Would such a thing ever be feasible? I am trying to strike the right balance between fun and feasibility for some method of regular interplanetary transport (think the space equivalent of commercial jets).

• A can not answer the physics question, but regarding the novel: 1) Even LASERs are not perfect beams. Max acceleration might drop off after a while if the beam disperses to far. (though with a large sail as a target this might not be a problem). 2) At a continuous 0.5G you get up to high speeds pretty fast. Small particles will become dangerous. Depending on how hard core you write you might need to keep the speed down or have shields. 3) Interesting reading Jul 8, 2014 at 16:52
• If you haven't read Forward's Rocheworld you should do so. Just saying. And Niven and Pournelle's A Mote in God's Eye, but especially Forward and he was thinking about near future possibilities with real physics. Jul 8, 2014 at 21:41

Photons generate what we call Radiation Pressure. From wikipedia, http://en.wikipedia.org/wiki/Radiation_pressure, we get the equation: $$P_{absorb} = \frac{E_f} {c} cos\space\alpha\\ \text{and} \space P_{reflect}=\frac{2E_f} {c} cos^2\space\alpha$$ Where:$P_{absorb}$ is the Radiation Pressure on an absorptive surface (in Pascals).
$P_{reflect}$ is the Radiation Pressure on a reflective surface e.g. mirror (in Pascals).
$E_f$ is the energy flux/intensity (in $\frac{W} {m^2}$)
$c$ is the speec of light, and
$\alpha$ is the angle between the surface normal and the incident radiation.

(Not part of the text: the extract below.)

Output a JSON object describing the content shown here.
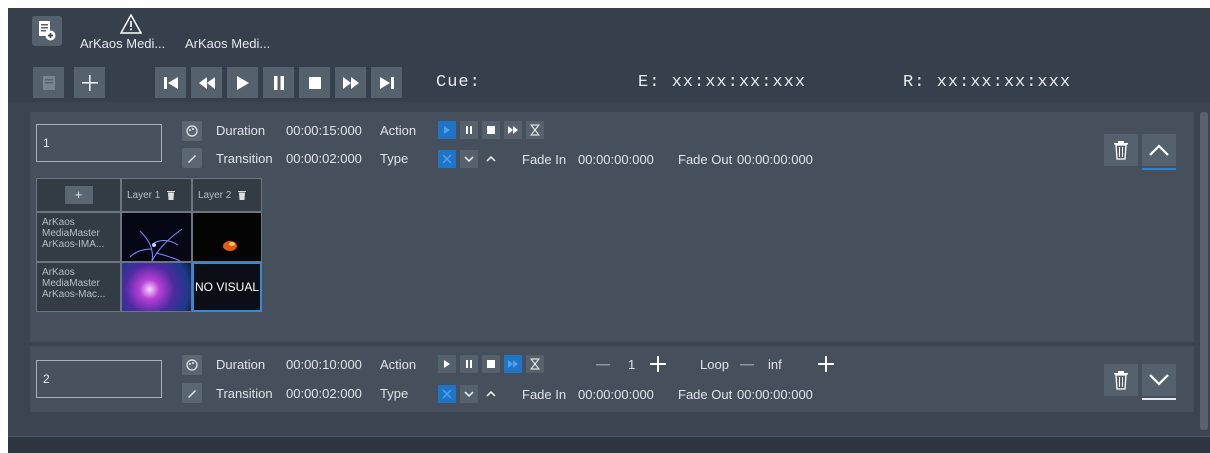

Assuming that the ship has a reflective sail and the sail is orthogonal the the laser beam, we get $P=\frac{2E_f} {c}$. From $F=ma$ and $F=PA$, $$\frac{2E_fA}{c}=ma$$ I will stop here since there are parameters to be filled (namely, $m$ and $A$, which depends on your design of the ship.) After plugging in all the values, including $a=0.5g$, you shall obtain $E_f$, which is proportional to the power of the laser.